Managing children with congenital diaphragmatic hernia (CDH) requires long-term vigilance because pulmonary issues can persist for years. Recent studies highlight how CDH lung perfusion patterns stabilize between early childhood and adolescence. Although surgical techniques have improved, survivors often face chronic lung hypoplasia and vascular abnormalities. Therefore, understanding the progression of blood flow is essential for pediatricians in India and worldwide.
Analyzing CDH lung perfusion in growing children
Researchers recently monitored children from age two through age ten using dynamic contrast-enhanced MRI. Consequently, they found that ipsilateral lung perfusion remains consistently reduced throughout this decade. While pulmonary blood volume decreases over time, the overall blood flow does not improve. This suggests that the initial lung insult at birth leaves a permanent mark on vascular development. Furthermore, these findings indicate that the lung does not simply \”catch up\” during childhood growth.
Prenatal markers and long-term outcomes
Prenatal measurements play a crucial role in predicting future health. Specifically, the observed-to-expected fetal lung volume (o/e FLV) correlates strongly with perfusion deficits in later life. Patients with severe hypoplasia before birth tend to show the most significant impairments. Additionally, interventions like ECMO or FETO are associated with specific perfusion changes. Thus, early risk assessment allows clinicians to design better follow-up protocols. Moreover, targeted therapies might help mitigate these long-term pulmonary deficits if initiated early enough.
Frequently Asked Questions
Q1: Does lung perfusion improve as a child with CDH grows older?
No, research indicates that ipsilateral lung perfusion remains consistently reduced between ages 2 and 10, showing no significant improvement over time.
Q2: How does prenatal lung volume affect long-term pulmonary health?

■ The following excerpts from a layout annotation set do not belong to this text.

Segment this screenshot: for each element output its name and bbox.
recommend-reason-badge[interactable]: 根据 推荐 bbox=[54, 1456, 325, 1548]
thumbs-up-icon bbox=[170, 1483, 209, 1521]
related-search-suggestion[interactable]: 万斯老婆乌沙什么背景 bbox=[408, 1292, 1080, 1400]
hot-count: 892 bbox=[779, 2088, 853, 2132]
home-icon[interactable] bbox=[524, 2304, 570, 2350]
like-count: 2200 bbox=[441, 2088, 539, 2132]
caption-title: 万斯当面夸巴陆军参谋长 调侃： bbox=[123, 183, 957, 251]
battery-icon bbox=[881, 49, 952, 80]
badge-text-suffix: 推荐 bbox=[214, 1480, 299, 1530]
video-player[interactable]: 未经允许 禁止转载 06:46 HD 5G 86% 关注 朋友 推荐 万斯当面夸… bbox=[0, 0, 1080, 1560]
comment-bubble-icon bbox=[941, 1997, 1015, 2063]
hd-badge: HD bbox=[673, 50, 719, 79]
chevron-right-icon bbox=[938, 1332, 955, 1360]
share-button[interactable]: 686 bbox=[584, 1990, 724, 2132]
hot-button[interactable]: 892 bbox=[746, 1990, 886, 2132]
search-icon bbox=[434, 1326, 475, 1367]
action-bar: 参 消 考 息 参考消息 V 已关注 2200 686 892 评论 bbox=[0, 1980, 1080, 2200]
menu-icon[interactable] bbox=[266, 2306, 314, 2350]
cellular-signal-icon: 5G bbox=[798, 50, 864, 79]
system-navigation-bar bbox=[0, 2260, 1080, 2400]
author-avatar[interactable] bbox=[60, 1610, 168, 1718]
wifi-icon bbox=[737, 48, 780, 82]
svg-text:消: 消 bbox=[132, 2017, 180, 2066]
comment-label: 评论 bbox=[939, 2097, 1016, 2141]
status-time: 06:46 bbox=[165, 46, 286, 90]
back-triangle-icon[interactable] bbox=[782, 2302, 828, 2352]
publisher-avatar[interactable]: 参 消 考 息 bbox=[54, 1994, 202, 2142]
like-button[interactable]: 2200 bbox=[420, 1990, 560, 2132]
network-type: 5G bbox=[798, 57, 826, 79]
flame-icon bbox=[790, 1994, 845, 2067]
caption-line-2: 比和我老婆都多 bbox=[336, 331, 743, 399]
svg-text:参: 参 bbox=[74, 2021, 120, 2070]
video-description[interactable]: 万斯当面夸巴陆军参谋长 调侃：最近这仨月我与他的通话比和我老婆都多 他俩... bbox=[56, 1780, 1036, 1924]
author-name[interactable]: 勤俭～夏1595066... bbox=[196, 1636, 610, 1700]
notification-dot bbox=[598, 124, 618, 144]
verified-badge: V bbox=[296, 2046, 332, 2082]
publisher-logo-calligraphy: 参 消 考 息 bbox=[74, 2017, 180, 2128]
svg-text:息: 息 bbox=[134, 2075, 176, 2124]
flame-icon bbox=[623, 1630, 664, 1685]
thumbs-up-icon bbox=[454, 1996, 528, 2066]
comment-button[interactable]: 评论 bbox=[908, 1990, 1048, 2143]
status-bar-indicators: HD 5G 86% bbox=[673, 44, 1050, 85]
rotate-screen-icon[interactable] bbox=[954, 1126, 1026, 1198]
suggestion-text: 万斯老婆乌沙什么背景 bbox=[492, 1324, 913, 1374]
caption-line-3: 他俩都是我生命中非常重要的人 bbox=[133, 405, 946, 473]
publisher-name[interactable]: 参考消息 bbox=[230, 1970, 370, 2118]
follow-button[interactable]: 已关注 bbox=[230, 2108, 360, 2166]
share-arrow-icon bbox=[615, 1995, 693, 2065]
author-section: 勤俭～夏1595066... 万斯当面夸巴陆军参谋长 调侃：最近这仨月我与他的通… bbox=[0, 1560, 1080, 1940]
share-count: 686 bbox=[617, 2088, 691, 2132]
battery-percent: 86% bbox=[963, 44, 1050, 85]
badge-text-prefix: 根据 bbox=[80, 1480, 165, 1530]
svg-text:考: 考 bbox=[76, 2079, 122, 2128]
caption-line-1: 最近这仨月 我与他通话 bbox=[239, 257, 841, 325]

Low prenatal observed-to-expected fetal lung volume (o/e FLV) is a strong predictor of persistent perfusion deficits in children into their adolescence.
References
- Thater G et al. Intraindividual development of MR lung perfusion parameters in children after congenital diaphragmatic hernia at 2 and 10 years. Eur Radiol. 2026 Mar 15. doi: 10.1007/s00330-026-12443-5. PMID: 41832930.
- Snoek KG et al. Pulmonary outcomes in survivors of congenital diaphragmatic hernia. Neonatology. 2016;110(3):214-222.
- Putnam LR et al. Natural history of pulmonary hypertension in congenital diaphragmatic hernia. J Pediatr Surg. 2016;51(6):905-910.